- Catcher
- Born: September 5, 1935 Honey Brook, Pennsylvania, U.S.
- Died: September 8, 2025 (aged 90) Narvon, Pennsylvania, U.S.
- Batted: RightThrew: Right

MLB debut
- April 30, 1957, for the Baltimore Orioles

Last MLB appearance
- April 30, 1957, for the Baltimore Orioles

MLB statistics
- Batting average: .000
- Home runs: 0
- Runs batted in: 0
- Stats at Baseball Reference

Teams
- Baltimore Orioles (1957);

= Tom Patton (baseball) =

American baseball player (1935–2025)

Tommy Allen Patton (September 5, 1935 – September 8, 2025) was an American professional baseball player whose career extended from 1953 through 1961. A catcher, Patton threw and batted right-handed, stood 5 ft 9 in tall, and weighed 185 lb.

==Biography==
Patton played a single game in Major League Baseball for the 1957 Baltimore Orioles. On April 30, 1957, at Comiskey Park in Chicago, Patton relieved starting catcher Joe Ginsberg as part of a double switch. He went hitless in two at bats against the White Sox' Billy Pierce and played errorless ball in the field, handling six chances.

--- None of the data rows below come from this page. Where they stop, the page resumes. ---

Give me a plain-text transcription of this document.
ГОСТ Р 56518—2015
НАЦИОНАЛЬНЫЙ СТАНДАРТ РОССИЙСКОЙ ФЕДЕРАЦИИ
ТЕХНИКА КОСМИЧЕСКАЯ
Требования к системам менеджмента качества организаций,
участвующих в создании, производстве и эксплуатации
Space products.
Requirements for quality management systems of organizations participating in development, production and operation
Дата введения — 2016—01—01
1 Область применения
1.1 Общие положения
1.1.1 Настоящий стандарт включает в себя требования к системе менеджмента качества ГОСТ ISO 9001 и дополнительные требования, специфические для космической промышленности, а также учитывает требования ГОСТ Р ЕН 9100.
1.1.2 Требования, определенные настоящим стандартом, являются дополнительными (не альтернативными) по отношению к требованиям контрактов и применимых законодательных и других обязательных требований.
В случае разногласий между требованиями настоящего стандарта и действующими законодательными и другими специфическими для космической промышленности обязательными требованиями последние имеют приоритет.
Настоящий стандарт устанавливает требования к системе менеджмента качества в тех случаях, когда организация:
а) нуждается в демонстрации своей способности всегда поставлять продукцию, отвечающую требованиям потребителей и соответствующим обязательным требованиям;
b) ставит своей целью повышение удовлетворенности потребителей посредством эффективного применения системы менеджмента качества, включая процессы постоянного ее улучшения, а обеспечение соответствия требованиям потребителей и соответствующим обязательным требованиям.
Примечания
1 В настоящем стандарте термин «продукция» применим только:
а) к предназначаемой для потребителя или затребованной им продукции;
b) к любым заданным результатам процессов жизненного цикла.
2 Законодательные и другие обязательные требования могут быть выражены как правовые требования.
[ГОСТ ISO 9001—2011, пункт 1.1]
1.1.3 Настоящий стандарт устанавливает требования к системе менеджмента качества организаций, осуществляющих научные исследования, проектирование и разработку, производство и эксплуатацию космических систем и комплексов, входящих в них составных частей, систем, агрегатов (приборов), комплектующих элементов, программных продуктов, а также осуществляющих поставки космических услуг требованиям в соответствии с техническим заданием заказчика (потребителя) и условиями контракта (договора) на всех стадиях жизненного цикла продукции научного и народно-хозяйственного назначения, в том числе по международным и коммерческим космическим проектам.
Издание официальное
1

Patton had been drafted from his original organization, the St. Louis Cardinals, after the season. After his one-game stint, the Orioles sent Patton to their Texas League Double-A farm club, the San Antonio Missions, and he played the remainder of his professional career in minor league baseball in the Orioles' and Philadelphia Phillies' organizations. He batted .261 in 2,033 minor league at bats.

Patton died in Narvon, Pennsylvania, on September 8, 2025, at the age of 90.